# Good Braking without doing Big Brake Swap



## Sentra GTR-1 (Aug 2, 2002)

Yo B13 and B14 guys, you guys want good braking without doing the big brake upgrade? Hes a great setup that works really well.....it works great for me at least.

Brembo cross drilled and slotted rotors
Stillen Metal Matrix Brake Pads (stillen pads have good bite)
Goodridge stainless steelbrake lines (firms up the pedal feel)
Motul DOT4 Brake Fluid (higher boiling point)
Flush the entire brake system and replace old brake fluid with the good stuff- Motul and you got some pretty good brakes for our little cars! As insurance you can always change the rear drum brakes as well with genuine Nissan parts to.


----------



## bahearn (Jul 15, 2002)

You forgot to list gutting the interior to reduce weight by ~250 pounds.

Have you driven Sentra with any brake upgrade? I have. The difference wasn't obvious (to me) on the street but was a night-and-day difference on the track.

Stock AD18 works pretty good, though, on a gutted race car with very aggressive pads.


----------



## Guest (Aug 18, 2002)

> *...Here's a great setup that works really well.....it works great for me at least.
> 
> Brembo cross drilled and slotted rotors
> Stillen Metal Matrix Brake Pads (stillen pads have good bite)
> ...


I offer a similar kit, but at a discounted price.

However, I would not recommend the Motul fluid unless you plan on changing it often(every 6 months).

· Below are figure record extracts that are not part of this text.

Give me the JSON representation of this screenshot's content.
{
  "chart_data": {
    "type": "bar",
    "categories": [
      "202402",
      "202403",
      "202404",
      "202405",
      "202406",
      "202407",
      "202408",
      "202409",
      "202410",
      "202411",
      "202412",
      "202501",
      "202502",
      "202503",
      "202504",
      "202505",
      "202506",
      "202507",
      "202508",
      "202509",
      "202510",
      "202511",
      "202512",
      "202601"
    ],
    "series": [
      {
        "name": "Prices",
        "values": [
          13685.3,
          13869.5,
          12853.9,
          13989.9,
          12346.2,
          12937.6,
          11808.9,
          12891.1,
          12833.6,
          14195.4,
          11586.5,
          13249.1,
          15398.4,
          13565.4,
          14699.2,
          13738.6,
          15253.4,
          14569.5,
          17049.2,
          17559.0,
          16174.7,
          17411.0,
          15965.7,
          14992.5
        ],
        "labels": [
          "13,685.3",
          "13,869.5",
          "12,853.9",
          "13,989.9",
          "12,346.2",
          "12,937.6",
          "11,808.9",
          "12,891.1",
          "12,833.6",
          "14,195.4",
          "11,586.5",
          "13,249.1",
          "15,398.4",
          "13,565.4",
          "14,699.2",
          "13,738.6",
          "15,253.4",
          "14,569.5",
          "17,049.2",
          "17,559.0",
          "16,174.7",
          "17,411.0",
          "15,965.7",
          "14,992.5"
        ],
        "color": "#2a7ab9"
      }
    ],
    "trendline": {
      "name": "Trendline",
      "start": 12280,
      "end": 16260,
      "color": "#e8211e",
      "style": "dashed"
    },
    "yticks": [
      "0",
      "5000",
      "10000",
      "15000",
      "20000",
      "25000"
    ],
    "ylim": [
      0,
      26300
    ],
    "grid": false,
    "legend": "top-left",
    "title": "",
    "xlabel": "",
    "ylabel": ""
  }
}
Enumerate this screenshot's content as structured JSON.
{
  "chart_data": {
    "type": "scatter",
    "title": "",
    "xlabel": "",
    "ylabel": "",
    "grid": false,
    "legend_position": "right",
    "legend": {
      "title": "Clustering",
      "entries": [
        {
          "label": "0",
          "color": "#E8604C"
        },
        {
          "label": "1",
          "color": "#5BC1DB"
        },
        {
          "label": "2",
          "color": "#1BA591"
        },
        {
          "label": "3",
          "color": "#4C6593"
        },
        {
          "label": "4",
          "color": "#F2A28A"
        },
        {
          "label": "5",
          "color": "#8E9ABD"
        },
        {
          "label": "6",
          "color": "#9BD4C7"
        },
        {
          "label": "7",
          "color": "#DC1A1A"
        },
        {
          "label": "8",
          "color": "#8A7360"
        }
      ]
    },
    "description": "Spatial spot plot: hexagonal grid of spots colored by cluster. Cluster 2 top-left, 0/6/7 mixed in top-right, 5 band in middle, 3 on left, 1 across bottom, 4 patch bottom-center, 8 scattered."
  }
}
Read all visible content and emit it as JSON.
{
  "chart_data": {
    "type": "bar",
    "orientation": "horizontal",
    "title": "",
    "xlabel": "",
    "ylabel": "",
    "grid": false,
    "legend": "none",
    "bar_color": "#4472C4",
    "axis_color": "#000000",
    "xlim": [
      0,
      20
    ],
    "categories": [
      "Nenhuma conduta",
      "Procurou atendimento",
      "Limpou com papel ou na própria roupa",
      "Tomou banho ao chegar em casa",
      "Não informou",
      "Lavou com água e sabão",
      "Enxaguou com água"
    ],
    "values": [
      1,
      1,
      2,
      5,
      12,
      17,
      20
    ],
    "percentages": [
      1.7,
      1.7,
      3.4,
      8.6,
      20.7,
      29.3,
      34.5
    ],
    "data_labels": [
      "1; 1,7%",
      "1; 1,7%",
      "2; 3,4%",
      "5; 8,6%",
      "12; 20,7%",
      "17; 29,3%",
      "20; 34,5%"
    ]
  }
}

It's moisture absorption rating is not as good as a number of DOT4 fluids, like Ate Super Blue fluid or Ate Type200.

Meanwhile, Technafit s/s lines are superior to Goodridge as they offer swivel females and rubber sleeves to keep unwanted dirt away from your line connections. FYI, the founder of Technafit was formerly a partner of Goodridge. 

Stillen's pads are repackaged PBR Metal Master pads.

Just my two cents.


----------